Cette information sembla mettre encore davantage la sorcière en colère. Elle monta les marches de l'immense escalier en courant et entra dans le bureau. Harry releva la tête de son parchemin.
- Je t'ai entendu arriver, Ginny.
- J'espère bien, hurla la sorcière.
Elle contourna le bureau et attrapa furieusement la chemise d'Harry pour le forcer à se lever. Il la fixait, impassible, tandis que les yeux de Ginny s'emplissaient de larmes.
- T'es qu'un sale égoïste ! Tu n'as pensé qu'à toi, sans réfléchir aux conséquences, sans penser à ce qu'il adviendrait de moi ! Comment tu as pu nous faire ça, Harry ?!
Elle saisit ses vêtements dans ses poings serrés, mais il la repoussa.
- Et toi ! C'est toi qui est égoïste ! A vouloir conserver ton petit bonheur si parfait ! Les illusions, toujours les illusions ! C'est pour qui ce jeu stupide ?! Qui va encore y croire ?! J'ai fait ça pour toi aussi, j'ai fait ça pour nous, j'ai ! Rien qu'une fois, UNE FOIS, j'ai pas le droit de changer de vie, de vivre la vie dont j'ai envie ?! Si !

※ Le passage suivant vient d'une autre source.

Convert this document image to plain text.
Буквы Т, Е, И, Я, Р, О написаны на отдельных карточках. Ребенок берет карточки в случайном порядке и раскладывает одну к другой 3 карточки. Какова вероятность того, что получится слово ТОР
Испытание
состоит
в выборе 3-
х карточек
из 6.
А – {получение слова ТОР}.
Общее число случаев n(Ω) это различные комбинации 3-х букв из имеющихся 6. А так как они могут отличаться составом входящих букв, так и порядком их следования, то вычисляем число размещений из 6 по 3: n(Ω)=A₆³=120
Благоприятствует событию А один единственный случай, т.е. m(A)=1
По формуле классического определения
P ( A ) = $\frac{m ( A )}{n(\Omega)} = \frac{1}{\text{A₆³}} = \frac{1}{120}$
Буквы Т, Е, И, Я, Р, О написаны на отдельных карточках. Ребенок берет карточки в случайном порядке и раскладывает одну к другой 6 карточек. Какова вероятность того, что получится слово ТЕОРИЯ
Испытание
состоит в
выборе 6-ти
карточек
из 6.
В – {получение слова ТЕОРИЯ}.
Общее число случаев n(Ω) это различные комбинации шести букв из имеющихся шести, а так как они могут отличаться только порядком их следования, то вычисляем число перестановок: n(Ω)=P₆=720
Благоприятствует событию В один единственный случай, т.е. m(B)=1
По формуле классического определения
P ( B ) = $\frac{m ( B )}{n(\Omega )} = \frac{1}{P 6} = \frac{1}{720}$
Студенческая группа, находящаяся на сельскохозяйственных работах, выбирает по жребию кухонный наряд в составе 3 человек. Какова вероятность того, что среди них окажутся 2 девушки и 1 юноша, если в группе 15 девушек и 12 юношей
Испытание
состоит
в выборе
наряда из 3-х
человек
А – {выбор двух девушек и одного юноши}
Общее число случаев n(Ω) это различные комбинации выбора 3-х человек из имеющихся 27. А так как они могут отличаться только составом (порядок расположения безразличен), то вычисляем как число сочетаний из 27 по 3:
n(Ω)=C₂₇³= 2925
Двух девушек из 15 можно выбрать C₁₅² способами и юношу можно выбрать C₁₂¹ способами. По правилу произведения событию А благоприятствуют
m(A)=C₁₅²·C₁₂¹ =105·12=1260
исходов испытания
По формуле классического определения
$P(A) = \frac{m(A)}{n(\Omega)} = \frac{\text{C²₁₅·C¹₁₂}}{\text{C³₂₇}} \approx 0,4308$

- Non ! Non, que tu le veuilles ou non, tu n'as jamais été libre, tu ne peux pas prendre des décisions, pas une décision comme ça, pas maintenant, sans que cela détruise tout autour de toi, sans que cela finisse dans la presse. Tu ne penses pas que moi aussi, ça me détruit ! Tu aurais dû y penser avant ! Avant de faire… de faire tout ça, Harry ! Tu m'as choisie, non ?!
- Silence !
Ginny déglutit. Elle entendit les petits pas de Laurelin dans le couloir, inquiète des cris qui résonnaient dans le manoir.
- Tu m'as choisi, tu as choisi de me dire oui, tu as choisi de vivre ma vie, t'as choisi d'être sous le feu des projecteurs. T'as choisi que je sois ton Elu, ajouta-t-il, amer.
Ginny baissa la tête et laissa échapper un sanglot.
- C'est injuste ce que tu dis… murmura-t-elle d'une voix enrouée.
Lorsqu'elle releva ses yeux noisette vers lui, elle était déterminée. Une larme roula sur sa joue.
- Non. Je t'ai choisi toi. Mais t'as changé, Harry. Comment j'ai pu être assez conne pour croire que mon amour de gamine me rendrait heureuse. Je crois… que j'espérais encore.
Elle tourna les talons pour quitter la pièce. Laurelin se cacha.
- Où est-ce que tu vas ?
Ginny tourna la tête pour le toiser.
- Tu sais bien. Dans l'aile ouest. Et je vais récupérer mes affaires, ce qu'il en reste. C'est fini. Vraiment fini.
Elle retira l'alliance à son doigt, d'où s'échappa un éclat doré, et la jeta dans la pièce avant de redescendre l'escalier, suivie de Laurelin.
- Tu reviendras, murmura Harry. Et avec lui.